Uniformed guards stood at the alley’s entrance, but their focus was into it, not on the doings in the mall. Tarker passed them in a clot of onlookers hurrying down to the next level for another look. Abramm hunched himself over a bit more and followed, carried along by his own clot of citizens. Once past the guards, the two men came together and ducked into another alley, then made their way up a narrow stair, along a balcony, and across several rooftops, their route shared with many others eagerly searching for a place to watch the coach pass by.

Descending to street level again, they threaded the labyrinth of the Guildman’s Sector and finally emerged from an underground tunnel into a house that butted against the back of an inn along the third switchback. The house’s attic gave egress to its roof, from which they stepped through one of the inn’s third-floor windows left open for them earlier. From there they made their way down to the street and took up the position Abramm had chosen for his own point of attack. The only people with them were those who had exited the surrounding homes and businesses right after the guards had gone through clearing the crowd to make room for the coach and its attending horsemen. Last night the guards had conducted a sweep of the area, searching every structure and questioning closely everyone they found within.

Abramm had feared they might conduct a second such sweep this morning, but they had not, most likely because they lacked the manpower to do so. At this moment the portion of his own troops who’d remained outside the city were seeking to penetrate its defenses. Whether his enemies realized it was a diversion or not, men would be needed to stop it. It had been his hope that that, along with the need for securing the High Court Chamber, the Mall, Execution Square, and all the blocks of street in between, would tax the Gadrielites’ resources and allow for a few third-floor windows to be left open here and there.

Now he scanned the flat faces of the buildings across the narrow street, each butting up against the other, some of them actually sharing walls. People hung out of every window and doorway, eager for a view of the infamous prisoners soon to pass by. He noted with satisfaction the lack of a breeze and the continuing drizzle. A wind could disrupt the flight of the arrows, and the drizzle had turned the street’s cobbles slick, which would cause the driver to slow and thus give Abramm’s bowman plenty of time to aim.

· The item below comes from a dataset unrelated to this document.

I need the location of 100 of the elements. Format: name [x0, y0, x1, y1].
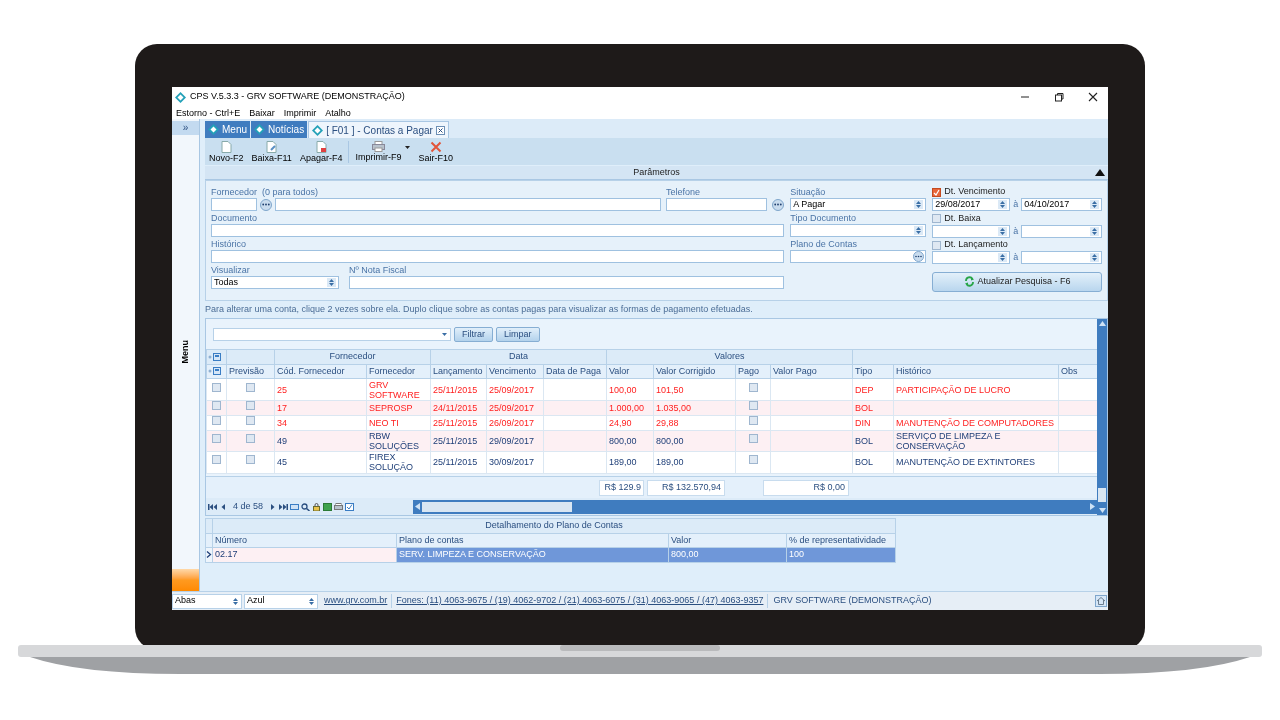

Across the way he saw his men moving into place, cowled and cloaked as he was, their weapons carried close to their legs to conceal them. They made no eye contact with him, as he had instructed, but all had seen him.

He stood at the mouth of the alleyway down which they would escape, ironically only a few strides from the trio of Gadrielite soldiers who guarded it. Soldiers who seemed more interested in the coming of the prisoners than in watching their surroundings for sign of enemy infiltration. He smiled slightly.
Such are the flaws by which battles are so often won or lost . . . people who think their part is irrelevant, yet they can make all the difference
.

He coughed and hunched himself farther. The soldiers glanced at him and edged away.